Youn H. Kim, MD
The anti-CCR4 monoclonal antibody mogamulizumab reduced the risk of progression or death by 47% compared with vorinostat (Zolinza) in previously treated patients with cutaneous T-cell lymphoma (CTCL), according to findings from the phase III MAVORIC study presented at the 2017 ASH Annual Meeting.
Late last month, the FDA granted a priority review to a biologics license application (BLA) for mogamulizumab for the treatment of patients with CTCL who have received at least 1 prior systemic therapy. Under the Prescription Drug User Fee Act, the FDA is scheduled to make its final decision on the BLA by June 4, 2018.
“This is the first report of a randomized phase III study evaluating progression-free survival (PFS) as a primary endpoint in CTCL to compare a new systemic therapy against an FDA-approved agent, utilizing the consensus comprehensive global response criteria,” lead study author Youn H. Kim, MD, a professor of Dermatology and member of the Stanford Cancer Institute, said when presenting the findings at ASH.
“Mogamulizumab, a novel CCR4-targeting antibody therapy, demonstrated significantly superior efficacy outcomes compared to vorinostat in patients with previously treated CTCL,” added Kim.
The MAVORIC study included 372 patients with histologically confirmed stage IB to IVB mycosis fungoides (MF) or Sézary syndrome (SS; two subtypes of CTCL) who had failed ≥1 systemic therapy. Patients were evenly randomized to 1.0 mg/kg of mogamulizumab weekly for the first 4-week cycle and then every 2 weeks, or vorinostat at 400 mg daily. Crossover to mogamulizumab was allowed for patients receiving vorinostat who progressed or had intolerable toxicity. PFS was the primary endpoint.

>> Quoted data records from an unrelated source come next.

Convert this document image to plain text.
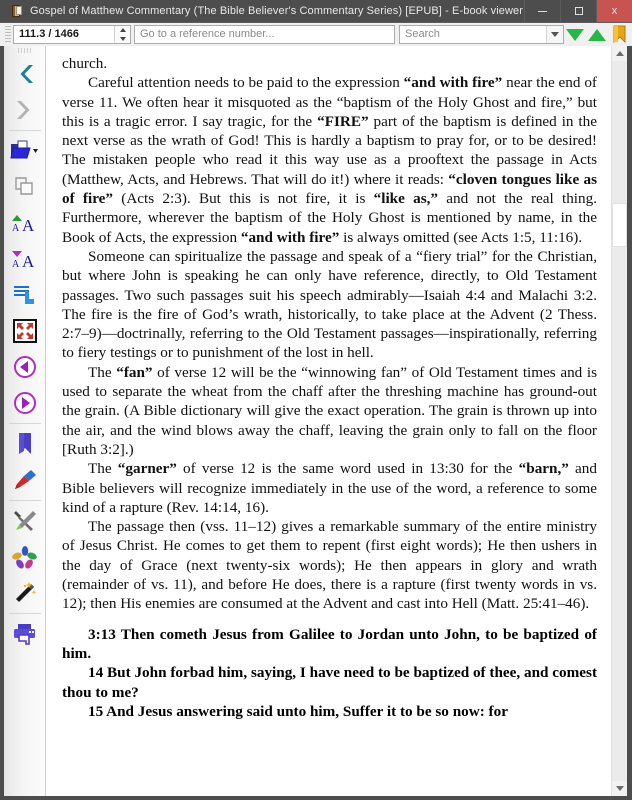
Gospel of Matthew Commentary (The Bible Believer's Commentary Series) [EPUB] - E-book viewer	x
111.3 / 1466	Go to a reference number...	Search
A A
A A

church.

Careful attention needs to be paid to the expression “and with fire” near the end of verse 11. We often hear it misquoted as the “baptism of the Holy Ghost and fire,” but this is a tragic error. I say tragic, for the “FIRE” part of the baptism is defined in the next verse as the wrath of God! This is hardly a baptism to pray for, or to be desired! The mistaken people who read it this way use as a prooftext the passage in Acts (Matthew, Acts, and Hebrews. That will do it!) where it reads: “cloven tongues like as of fire” (Acts 2:3). But this is not fire, it is “like as,” and not the real thing. Furthermore, wherever the baptism of the Holy Ghost is mentioned by name, in the Book of Acts, the expression “and with fire” is always omitted (see Acts 1:5, 11:16).

Someone can spiritualize the passage and speak of a “fiery trial” for the Christian, but where John is speaking he can only have reference, directly, to Old Testament passages. Two such passages suit his speech admirably—Isaiah 4:4 and Malachi 3:2. The fire is the fire of God’s wrath, historically, to take place at the Advent (2 Thess. 2:7–9)—doctrinally, referring to the Old Testament passages—inspirationally, referring to fiery testings or to punishment of the lost in hell.

The “fan” of verse 12 will be the “winnowing fan” of Old Testament times and is used to separate the wheat from the chaff after the threshing machine has ground-out the grain. (A Bible dictionary will give the exact operation. The grain is thrown up into the air, and the wind blows away the chaff, leaving the grain only to fall on the floor [Ruth 3:2].)

The “garner” of verse 12 is the same word used in 13:30 for the “barn,” and Bible believers will recognize immediately in the use of the word, a reference to some kind of a rapture (Rev. 14:14, 16).

The passage then (vss. 11–12) gives a remarkable summary of the entire ministry of Jesus Christ. He comes to get them to repent (first eight words); He then ushers in the day of Grace (next twenty-six words); He then appears in glory and wrath (remainder of vs. 11), and before He does, there is a rapture (first twenty words in vs. 12); then His enemies are consumed at the Advent and cast into Hell (Matt. 25:41–46).

3:13 Then cometh Jesus from Galilee to Jordan unto John, to be baptized of him.

14 But John forbad him, saying, I have need to be baptized of thee, and comest thou to me?

15 And Jesus answering said unto him, Suffer it to be so now: for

Patient characteristics were similar between the 2 arms. These included age (median, 63.5 vs 65 years in the mogamulizumab vs vorinostat arms, respectively), ECOG performance status of 0 or 1 (99% vs 100%), and stage III/IV disease (63.4% vs 61.3%). In both arms, the median number of prior systemic therapies was 3. CCR4 expression level was not an eligibility criteria.
The investigator-assessed median PFS was 7.7 months (95% CI, 5.7-10.3) in the mogamulizumab arm compared with 3.1 months (95% CI, 2.9-4.1) in the vorinostat arm (hazard ratio [HR], 0.53; 95% CI, 0.41-0.69; P
<.0001). By independent review, the median PFS was 6.7 versus 3.8 months, respectively (HR, 0.64; 95% CI, 0.49-0.84; P
= .0007). The PFS benefit with mogamulizumab was observed across predefined subgroups, including disease type and disease stage.
The overall response rate (ORR) was 28% with mogamulizumab versus 4.8% with vorinostat (P
<.0001). Among patients with MF and SS, the ORR was 21.0% vs 7.1% (P
= .0042) and 37.0% vs 2.3% (P
<.0001), respectively. Mogamulizumab also improved ORR in patients with stage III disease at 22.7% versus 0, and stage IV disease at 36.5% versus 3.1%. Among patients assigned to vorinostat who crossed over to mogamulizumab, the ORR was 30.1%
“These are confirmed global composite responses of all the compartments—skin, lymph node, blood, etc—they are all integrated into this response criteria. So, it’s not just skin response,” said Kim.
Grade 1/2 treatment-emergent adverse events (TEAEs) were experienced by 54.9% of patients receiving mogamulizumab, with 42.4% of patients experiencing grade 3 to 5 TEAEs.
TEAEs occurring in more than 20% of patients that were more common with mogamulizumab versus vorinostat included infusion-related reactions (33.2% vs 0.5%) and skin eruptions due to drug (23.9% vs 0.5%).
TEAEs more common with vorinostat versus mogamulizumab included diarrhea (61.8% vs 23.4%), nausea (42.5% vs 15.2%), thrombocytopenia (30.6% vs 11.4%), dysgeusia (29.0% vs 3.3%), and increased blood creatinine (28.0% vs 3.3%).
Kim also noted that, “Patient-reported outcomes (Skindex-29 and FACT-G) demonstrated significant improvement with mogamulizumab.”
“We are very excited and we hope that this drug will be approved [by the FDA] early next year to add to the limited options that we have in our [CTCL] patient population,” concluded Kim.
Kim YH, MD, Bagot M, Pinter-Brown L et al. Anti-CCR4 monoclonal antibody, mogamulizumab, demonstrates significant improvement in PFS compared to vorinostat in patients with previously treated cutaneous T-Cell lymphoma (CTCL): results from the phase III MAVORIC study. Abstract available ahead of 2017 ASH Annual Meeting; December 9-12, 2017; Atlanta, GA. Abstract 817.